George's father was in the Irish Guards but he died when George was only 9 years old and all their belongings were lost so he doesn't have a single photographs of himself before the age of 14.  Isn't that sad?
So I am hoping that we get good marks !  I did wonder when we were watching the film on Friday how many other people in the cinema could actually remember listening to the final speech ?  I was only four but the memory is vivid because of my parents' reaction.
Hey ho.

Thursday, 6 January 2011

Twelfth night

I like being in church at night.  I love the Midnight Mass service.  There is something very mediaeval about being in church with the candles inside and the darkness outside.
I have just come back from the Epiphany service  - the one service in the year where we use frankincense - and taken down the last of the decorations.    The angels go in an old Clarks shoe box from one of the daughters - it is  marked 29/11d !  The angel on top of the tree is called 'wide eyed and legless' because she is.  The dizzy blonde with the pink feather skirt is a relic of the 60's when I had a very trendy silver tree with all pink baubles and a pink angel.
Then there are all the decorations which have come from travels abroad - President Clinton's cat Socks (or was it President Bush?),  a shell from the Florida Keys, two from Russia, Niagara Falls, Prague and so on.  I took the Christmas tree down yesterday and started the long process of packing them all away in boxes and then into the enormous hide case which used to belong to George's father.
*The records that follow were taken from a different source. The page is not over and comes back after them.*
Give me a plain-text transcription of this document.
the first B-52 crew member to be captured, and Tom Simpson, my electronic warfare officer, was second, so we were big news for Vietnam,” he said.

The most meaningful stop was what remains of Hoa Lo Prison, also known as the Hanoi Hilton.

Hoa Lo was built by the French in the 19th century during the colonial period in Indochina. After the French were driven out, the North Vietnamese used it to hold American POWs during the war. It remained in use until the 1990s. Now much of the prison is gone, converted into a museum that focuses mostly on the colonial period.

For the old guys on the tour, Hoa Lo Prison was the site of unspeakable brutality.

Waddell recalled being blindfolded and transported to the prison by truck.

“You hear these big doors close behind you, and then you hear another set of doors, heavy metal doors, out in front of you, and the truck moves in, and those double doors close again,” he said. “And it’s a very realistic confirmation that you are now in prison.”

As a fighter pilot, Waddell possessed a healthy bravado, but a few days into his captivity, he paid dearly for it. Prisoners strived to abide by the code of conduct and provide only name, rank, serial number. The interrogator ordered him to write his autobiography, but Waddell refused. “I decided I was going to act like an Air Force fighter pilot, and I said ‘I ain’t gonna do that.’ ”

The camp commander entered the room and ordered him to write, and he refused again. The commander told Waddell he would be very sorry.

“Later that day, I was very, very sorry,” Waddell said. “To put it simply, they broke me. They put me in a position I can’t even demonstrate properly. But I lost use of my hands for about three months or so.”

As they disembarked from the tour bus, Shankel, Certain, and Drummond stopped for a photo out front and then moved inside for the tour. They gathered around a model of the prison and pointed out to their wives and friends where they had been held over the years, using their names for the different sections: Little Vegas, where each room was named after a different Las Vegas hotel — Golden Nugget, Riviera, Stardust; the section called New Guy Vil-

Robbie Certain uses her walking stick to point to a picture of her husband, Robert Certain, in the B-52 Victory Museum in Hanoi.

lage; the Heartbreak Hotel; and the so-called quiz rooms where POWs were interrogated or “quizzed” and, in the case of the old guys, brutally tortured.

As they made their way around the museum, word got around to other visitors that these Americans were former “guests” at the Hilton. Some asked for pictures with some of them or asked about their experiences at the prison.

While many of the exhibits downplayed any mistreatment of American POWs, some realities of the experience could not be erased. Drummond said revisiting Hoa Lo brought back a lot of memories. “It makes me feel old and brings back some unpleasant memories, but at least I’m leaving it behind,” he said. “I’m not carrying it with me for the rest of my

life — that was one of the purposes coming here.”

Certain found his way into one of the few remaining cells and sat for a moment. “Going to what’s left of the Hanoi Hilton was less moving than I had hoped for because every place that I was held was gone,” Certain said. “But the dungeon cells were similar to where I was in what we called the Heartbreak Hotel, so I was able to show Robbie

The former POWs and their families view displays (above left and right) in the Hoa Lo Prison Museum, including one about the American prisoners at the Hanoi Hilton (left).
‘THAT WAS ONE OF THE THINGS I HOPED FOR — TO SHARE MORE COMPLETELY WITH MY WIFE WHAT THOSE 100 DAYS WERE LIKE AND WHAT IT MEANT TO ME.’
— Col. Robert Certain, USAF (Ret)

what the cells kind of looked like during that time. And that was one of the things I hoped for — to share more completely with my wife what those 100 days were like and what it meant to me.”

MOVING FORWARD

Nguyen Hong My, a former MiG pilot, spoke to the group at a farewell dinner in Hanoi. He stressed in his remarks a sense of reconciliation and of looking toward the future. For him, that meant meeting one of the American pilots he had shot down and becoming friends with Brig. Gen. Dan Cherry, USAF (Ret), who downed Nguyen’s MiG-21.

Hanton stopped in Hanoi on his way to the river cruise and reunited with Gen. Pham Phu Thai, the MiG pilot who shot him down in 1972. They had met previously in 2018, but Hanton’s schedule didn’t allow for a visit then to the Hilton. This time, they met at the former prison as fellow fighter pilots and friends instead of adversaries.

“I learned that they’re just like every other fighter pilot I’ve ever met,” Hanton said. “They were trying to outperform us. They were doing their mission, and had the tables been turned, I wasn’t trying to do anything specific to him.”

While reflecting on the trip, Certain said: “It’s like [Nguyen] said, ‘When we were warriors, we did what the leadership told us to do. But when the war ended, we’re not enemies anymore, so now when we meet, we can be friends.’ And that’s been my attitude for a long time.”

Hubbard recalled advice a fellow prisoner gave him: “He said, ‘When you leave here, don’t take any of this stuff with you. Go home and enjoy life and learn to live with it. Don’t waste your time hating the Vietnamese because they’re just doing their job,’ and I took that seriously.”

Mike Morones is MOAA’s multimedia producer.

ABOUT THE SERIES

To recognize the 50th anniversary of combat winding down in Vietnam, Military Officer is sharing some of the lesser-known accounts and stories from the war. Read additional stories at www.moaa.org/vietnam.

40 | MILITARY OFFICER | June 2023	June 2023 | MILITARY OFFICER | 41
These are my delusions of grandeur decorations - all gold and glitter and OTT.   Alongside these is my collection of Harrods dated baubles - all in their Limited Edition boxes.  One day maybe I shall sell them on eBay !
This one we bought in New Orleans on the Natchez Mississippi steam boat.....

Here are a couple given to me by a bellringing lacemaking friend , a little church from Niagara and

a key from my 21st birthday!  Am I mad? and then a little angel  made ingeniously from beads threaded
onto safety pins by my Dutch on-in-law's mother !    Now all that is left are the three kings...
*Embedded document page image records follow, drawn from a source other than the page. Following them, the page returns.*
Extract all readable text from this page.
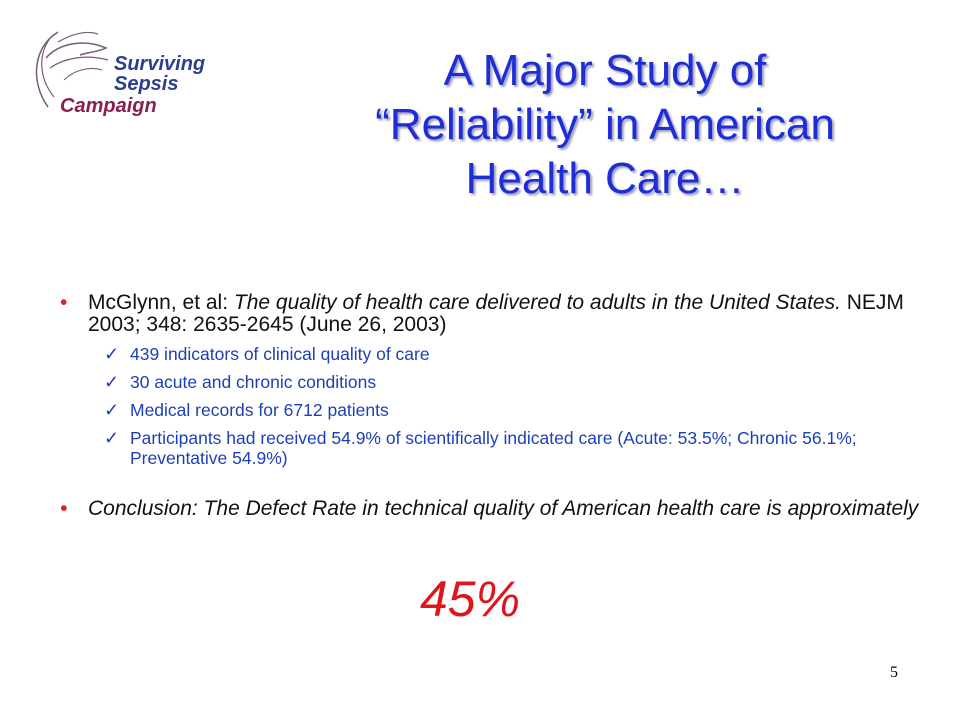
Surviving
Sepsis
Campaign
A Major Study of
“Reliability” in American
Health Care…
• McGlynn, et al: The quality of health care delivered to adults in the United States. NEJM 2003; 348: 2635-2645 (June 26, 2003)
✓ 439 indicators of clinical quality of care
✓ 30 acute and chronic conditions
✓ Medical records for 6712 patients
✓ Participants had received 54.9% of scientifically indicated care (Acute: 53.5%; Chronic 56.1%; Preventative 54.9%)
• Conclusion: The Defect Rate in technical quality of American health care is approximately
45%
5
 and they only arrived tonight so they can stay a few days longer.  Actually, the vicar told me this evening that they could stay until Candlemass, but I cannot have them around for that  length of time!   They'll get dusty!

Each year I unpack all the decorations greeting them as old friends  and then a couple of weeks later pack them all away again in their tissue paper and back into their boxes.    Each year I say I am not buying any more and each year I do and somehow I find room for them on the tree.  I also  have another suitcase full of baubles from my mother's tree - how can I throw them away?
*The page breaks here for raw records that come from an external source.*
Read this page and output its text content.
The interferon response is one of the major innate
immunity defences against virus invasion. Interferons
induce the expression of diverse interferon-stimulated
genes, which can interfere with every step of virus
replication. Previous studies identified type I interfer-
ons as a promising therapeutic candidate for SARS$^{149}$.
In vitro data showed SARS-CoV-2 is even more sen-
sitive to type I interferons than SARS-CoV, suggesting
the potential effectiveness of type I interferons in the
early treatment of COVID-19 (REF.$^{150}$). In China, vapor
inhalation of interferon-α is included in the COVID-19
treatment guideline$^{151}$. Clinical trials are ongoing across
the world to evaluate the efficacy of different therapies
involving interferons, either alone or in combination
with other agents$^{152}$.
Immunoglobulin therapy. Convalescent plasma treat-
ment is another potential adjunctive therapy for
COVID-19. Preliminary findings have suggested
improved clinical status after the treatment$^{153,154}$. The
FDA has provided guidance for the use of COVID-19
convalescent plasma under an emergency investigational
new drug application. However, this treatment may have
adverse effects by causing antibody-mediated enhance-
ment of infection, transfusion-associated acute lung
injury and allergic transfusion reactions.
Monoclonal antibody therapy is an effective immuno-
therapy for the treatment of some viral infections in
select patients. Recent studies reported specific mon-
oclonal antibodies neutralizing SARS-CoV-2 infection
I am a sight!  I have a lovely black eye and it wasn't George hitting me although goodness knows I give him enough provocation with my piles of   fabrics, threads and unread newspaper articles!   I have been to hospital to have a small slice cut out of my cheek so they can do a biopsy.  I had to have TWO local anaesthetics as the first one didn't work so I am swollen and bruised with a couple of bloody stitches.   That was two days ago and it has got to the stage where it is itching like mad but I cannot have the stitches out until Monday.  Some people are very polite and pretend it isn't there and others assume I have fallen over!  Drunk again.